31410787 Two-Year Safety and Effectiveness of Peficitinib in Moderate-To-Severe Rheumatoid Arthriti 2019 Dec INTRODUCTION: Peficitinib is a novel orally bioavailable, once-daily Janus kinase (JAK) inhibitor approved in Japan for the treatment of rheumatoid arthritis (RA). This 2-year extension study of two global phase IIb trials investigated the long-term safety and effectiveness of peficitinib. METHODS: All eligible patients with moderate-to-severe RA including patients in the placebo group who participated in one of two global phase IIb trials ('with methotrexate' or 'without methotrexate') were included in this 2-year open-label extension study and were converted to peficitinib 100 mg once daily. The primary objective was to evaluate an additional 2 years of safety by assessing treatment-emergent adverse events (AEs) and clinical laboratory evaluations for 105 weeks. Evaluation of an additional 2 years of effectiveness using American College of Rheumatology (ACR) 20/50/70 responses was the exploratory objective. RESULTS: Overall, 611 patients were enrolled in the extension study: 319 (52.2%) patients completed the study and 292 (48%) discontinued treatment, including for withdrawal of patient consent (n = 96), failure to achieve low disease activity (n = 62), and AE not including death (n = 41). AEs were reported in 463 (76%) patients. The most common AEs (per 100 patient-years) were upper respiratory tract infections (9.9) and urinary tract infections (7.2).
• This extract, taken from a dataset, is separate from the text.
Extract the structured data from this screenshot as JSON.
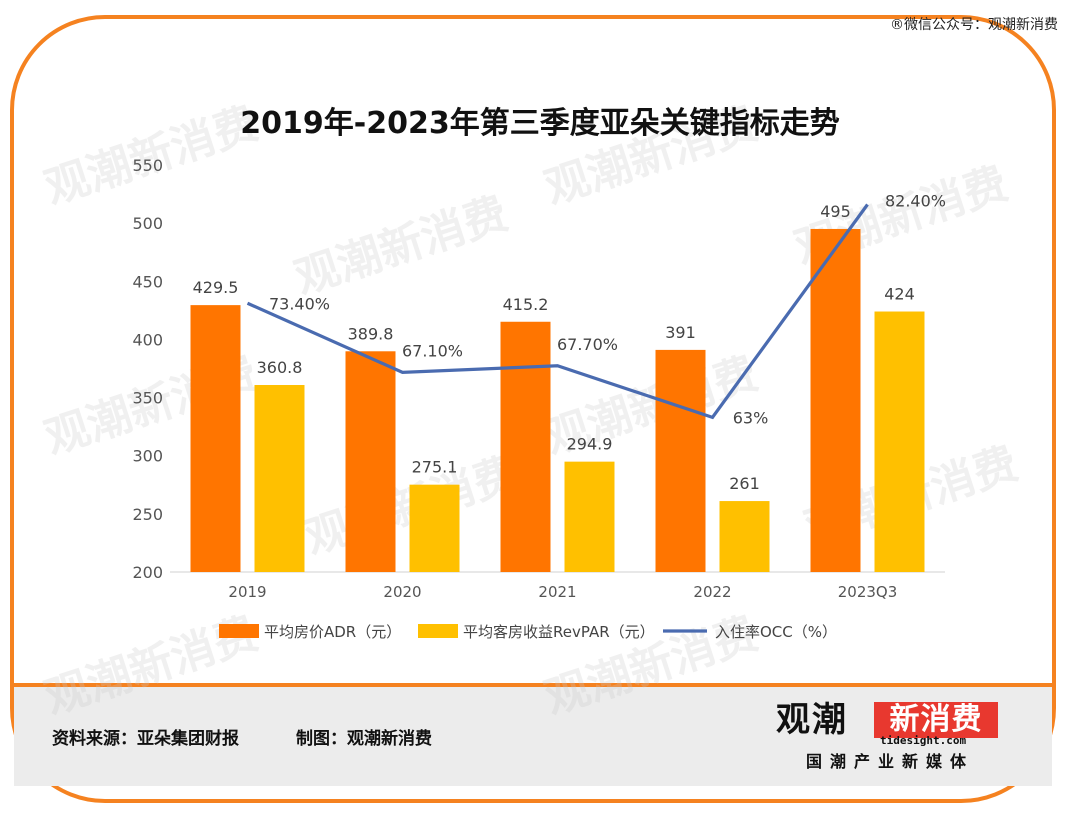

Serious AEs were reported in 80 (13%) patients, with incidences per 100 patient-years of serious infections 2.7, herpes zoster 1.5 (including one herpes zoster ophthalmic), and malignancies 0.6 (most frequently basal cell carcinoma). At week 105, 269 (44%) patients demonstrated an ACR20 response relative to their respective phase IIb trial baselines. CONCLUSION: Among 319 patients who completed this 2-year extension of two global phase IIb studies, peficitinib 100 mg once daily demonstrated a stable safety profile and sustained effectiveness in patients with moderate-to-severe RA. TRIAL REGISTRATION: ClinicalTrials.gov identifier, NCT01711814. Registered 19 October 2012. FUNDING: Astellas Pharma Global Development, Inc.